Personal information
- Full name: Harry John Beitzel
- Born: 6 April 1927 Fitzroy, Victoria, Australia
- Died: 13 August 2017 (aged 90) Gosford, New South Wales, Australia

Playing career^{1}
- Years: Club / Games (Goals)
- 1944: Fitzroy / 0 (0)

Umpiring career
- Years: League / Role / Games
- 1948–1960: VFL / Field umpire / 182
- ^{1} Playing statistics correct to the end of 1960.

Career highlights
- 1955 VFL Grand Final Umpire;

= Harry Beitzel =

Australian football umpire, broadcaster & media personality

Henry John "Harry" Beitzel (6 April 1927 – 13 August 2017) was an Australian football umpire, print, radio and television sports broadcaster and media personality best known for his contribution to Australian rules football.

==Early sporting life==

Harry attended Melbourne's University High School. He along with fellow schoolboy (future cricket test captain) Neil Harvey developed their skills for both football and cricket. Both boys were left-hander batsmen and together share many high scoring partnerships. Both boys joined the Fitzroy Cricket Club and Beitzel won the second grade batting averages. While Harvey's cricket blossomed, Beitzel's seemed to stall. Beitzel played football with Fitzroy seconds in 1944 and he was part of the premiership team. The following year because Australia was still at war he joined the Australian Navy.

==Umpiring career==

Harry became interested in umpiring so he joined the VFL umpires' class in 1946 and billeted out to regional Victoria, the NSW Riverina and games in Tasmania for three years. He umpired his first senior game of VFL in the - match at the end of 1948 VFL season which made him the youngest senior umpire at the time. Beitzel officiated in 182 senior games (including the 1955 Grand Final) from 1948 to 1960. After an operation on his achilles tendon, Beitzel regained fitness and intended to continue umpiring, but instead took up a role in the media for the 1961 season. He joined radio station 3KZ as a replacement for Jack Mueller.

==Media career==
Beitzel later covered football for 3AW for twenty years with Tommy Lahiff and was known for his saying "Are you there? Tommy". He later joined 3AK and the ABC radio stations, as well as writing for the Herald Sun, The Truth, The Sunday Telegraph and The Australian. He also worked on television for the ABC and the Nine Network. His innovations included the introduction of statistics during broadcasts of matches, as well as comprehensive previews and reviews of games. In 2005, Beitzel rejoined 3AW as a semi-regular contributor to Rex Hunt's pre-match show. For some years, Beitzel has filed his Footy Week section each week with the Melbourne Observer newspaper.
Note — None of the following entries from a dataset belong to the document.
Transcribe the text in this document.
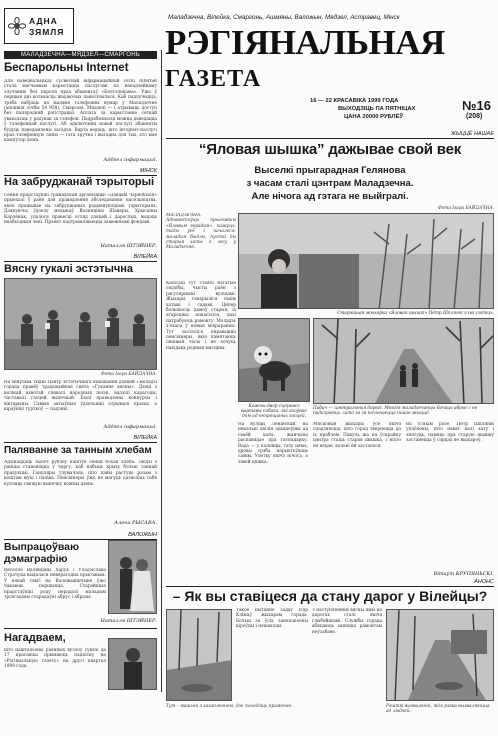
АДНА
ЗЯМЛЯ
Маладзечна, Вілейка, Смаргонь, Ашмяны, Валожын, Мядзел, Астравец, Мінск
РЭГІЯНАЛЬНАЯ
ГАЗЕТА
16 — 22 КРАСАВІКА 1999 ГОДА
ВЫХОДЗІЦЬ ПА ПЯТНІЦАХ
ЦАНА 20000 РУБЛЁЎ
№16
(208)
МАЛАДЗЕЧНА—МЯДЗЕЛ—СМАРГОНЬ
Беспарольны Internet
Для наведвальнікаў сусветнай інфармацыйнай сеткі Internet стала магчымым карыстацца паслугамі па ненадзейнаму злучэнню без пароля праз абанентаў «Белтэлекама». Ужо ў першыя дні колькасць жадаючых павялічылася. Каб падлучыцца, трэба набраць на мадэме тэлефонны нумар у Маладзечне (апошнія лічбы 54 958), Смаргоні, Мядзелі — і атрымаць доступ без папярэдняй рэгістрацыі. Аплата за карыстанне сеткай уваходзіць у рахунак за тэлефон. Падрабязнасці можна даведацца ў тэлефоннай паслугі. Аб адключэнні новай паслугі абаненты будуць паведамлены загадзя. Варта ведаць, што інтэрнэт-паслугі праз тэлефонную лінію — гэта зручна і выгадна для тых, хто мае кампутар дома.
Аддзел інфармацыі.
МІНСК
На забруджанай тэрыторыі
Сёння прадстаўнікі грамадскай арганізацыі «Дзецям Чарнобыля» прыехалі ў раён для правядзення абследавання насельніцтва, якое пражывае на забруджаных радыенуклідамі тэрыторыях. Дзякуючы ўдзелу медыкаў Валянціны Шавяры, Хрысціны Карлёнак, удалося правесці огляд дзяцей і дарослых, выдаць неабходныя лекі. Праект падтрымліваецца замежнымі фондамі.
Наталля ШТЭЙНЕР.
ВІЛЕЙКА
Вясну гукалі эстэтычна
Фота Ігара БАЙДАЧНА.
На мінулым тыдні Цэнтр эстэтычнага выхавання дзяцей і моладзі горада правёў традыцыйнае свята «Гуканне вясны». Дзеці з вялікай ахвотай спявалі народныя песні, вадзілі карагоды, частавалі гасцей выпечкай. Былі праведзены конкурсы і віктарыны. Самыя актыўныя ўдзельнікі атрымалі прызы, а кіраўнікі гурткоў — падзякі.
Аддзел інфармацыі.
ВІЛЕЙКА
Паляванне за танным хлебам
Адзінаццаць тысяч рублёў каштуе сёння бохан хлеба. Людзі з раніцы становяцца ў чаргу, каб набыць крыху больш таннай прадукцыі. Гандляры тлумачаць, што цэны растуць разам з коштам мукі і паліва. Пенсіянеры ўжо не могуць дазволіць сабе купляць свежую выпечку кожны дзень.
Алена РЫСАВА.
ВАЛОЖЫН
Выпрацоўваю
дэмаграфію
Вяселле Валянціны Харук і Уладзіслава Страчука выдалася неверагодна прыгожым. У новай сям'і на Валожыншчыне ўжо чакаюць першынца. Старэйшыя прадстаўнікі роду перадалі маладым трохгадовы старадаўні абрус і абразы.
Наталля ШТЭЙНЕР.
Нагадваем,
што паштальёны раённых вузлоў сувязі да 17 красавіка прымаюць падпіску на «Рэгіянальную газету» на другі квартал 1999 года.
ЖЫЦЦЁ НАШАЕ
“Яловая шышка” дажывае свой век
Выселкі прыгарадная Гелянова
з часам сталі цэнтрам Маладзечна.
Але нічога ад гэтага не выйгралі.
Фота Ігара БАЙДАЧНА.
МАЛАДЗЕЧНА. Аднавяскоўцы прыгожым «Яловым горадам», кажуць, тады ўсё і пачалося: маладыя быдлы, пусткі ды старыя хаты з лесу ў Маладзечне.
Калісьці тут стаялі багатыя сядзібы, чысты раён з рэгулярнымі вуліцамі. Жыхары ганарыліся сваім хатамі і садамі. Цяпер большасць дамоў старыя, іх агароджы пакасіліся, дахі патрабуюць рамонту. Моладзь з'ехала ў новыя мікрараёны. Тут засталіся пераважна пенсіянеры, якія памятаюць лепшыя часы і не хочуць пакідаць родныя мясціны.
Старэйшая жыхарка «Яловай шышкі» Пётр Шклянік з імі сядзіць.
Кожны двор сцеражэ вартавы сабака, які ахоўвае дом ад непрошаных гасцей.
Пабач — цэнтральныя дарогі. Многія маладзечанцы бачаць абрыс і не падазраюць, што за ім пачынаецца іншае жыццё.
На вуліцы Ленінскай, на некалькі хвілін адышоўшы ад сваёй хаты, жанчына распавядае пра гаспадарку. Вада — у калонцы, газу няма, дровы трэба нарыхтоўваць самім. Улетку яшчэ нічога, а зімой цяжка.
Мясцовыя жыхары ўсё яшчэ спадзяюцца, што горад звернецца да іх праблем. Пакуль жа на ўскрайку цэнтра стаіць старая шышка, і ніхто не ведае, колькі ёй засталося.
Ва ўсякім разе, Пётр Шклянік упэўнены, што нават калі хату і знясуць, памяць пра старую шышку застанецца ў сэрцах яе жыхароў.
Вітаўт КРУПЯНЬСКІ.
АНОНС
– Як вы ставіцеся да стану дарог у Вілейцы?
Такое пытанне задаў Ігар Клімаў жыхарам горада. Больш за ўсіх занепакоены кіроўцы і пешаходы.
З наступленнем вясны ямы на дарогах сталі яшчэ глыбейшымі. Службы горада абяцаюць заняцца рамонтам неўзабаве.
Тут – машыні з захапленнем, дзе сыходзіць праменне.	Рэшткі вызваленні, якія рэзка вызваляюцца ад людзей.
==International rules football==
Beitzel is also credited with pioneering the development of the composite rules sport International rules football. He drew inspiration from watching the 1966 All-Ireland Senior Football Championship Final on television, and in 1967 sent an Australian side – "The Galahs" – to play the game against an Irish side. He followed this the next year with The Australian Football World Tour, a six-match series with games played against Irish teams in Ireland, the UK and the United States. The 1968 Galahs also played exhibition matches of Australian rules throughout the tour, including a game in Bucharest, Romania.

==Honours and recognition==
In 2000, Beitzel was inducted into the Melbourne Cricket Ground's Media Hall of Fame. In 2006, he was inducted into the Australian Football Hall of Fame as a media inductee.

==Imprisonment==

Beitzel became the face for "English soccer pools" in Australia. In October 1994, Beitzel was sentenced to 18 months jail, with a minimum of eight months to be served, after pleading guilty to obtaining financial advantage by deception over matters related to his work for a lottery organisation. Beitzel's downfall was that he introduced lottery winners to a fraudulent financial advisor who took all their money. He served his sentence initially at Pentridge Prison and then at the open, minimum-security Morwell River Prison Farm. Beitzel strenuously denied that he had ever intentionally committed a crime.

==Personal life==

The son of former and player Arnold Beitzel.

Beitzel had three daughters and a son. As of 2014 he lived in Sydney with his second wife, Karolyn. Beitzel had been ill since 2014, after losing sight in one eye and suffering a fall, he also had heart problems. He died on 13 August 2017, aged 90.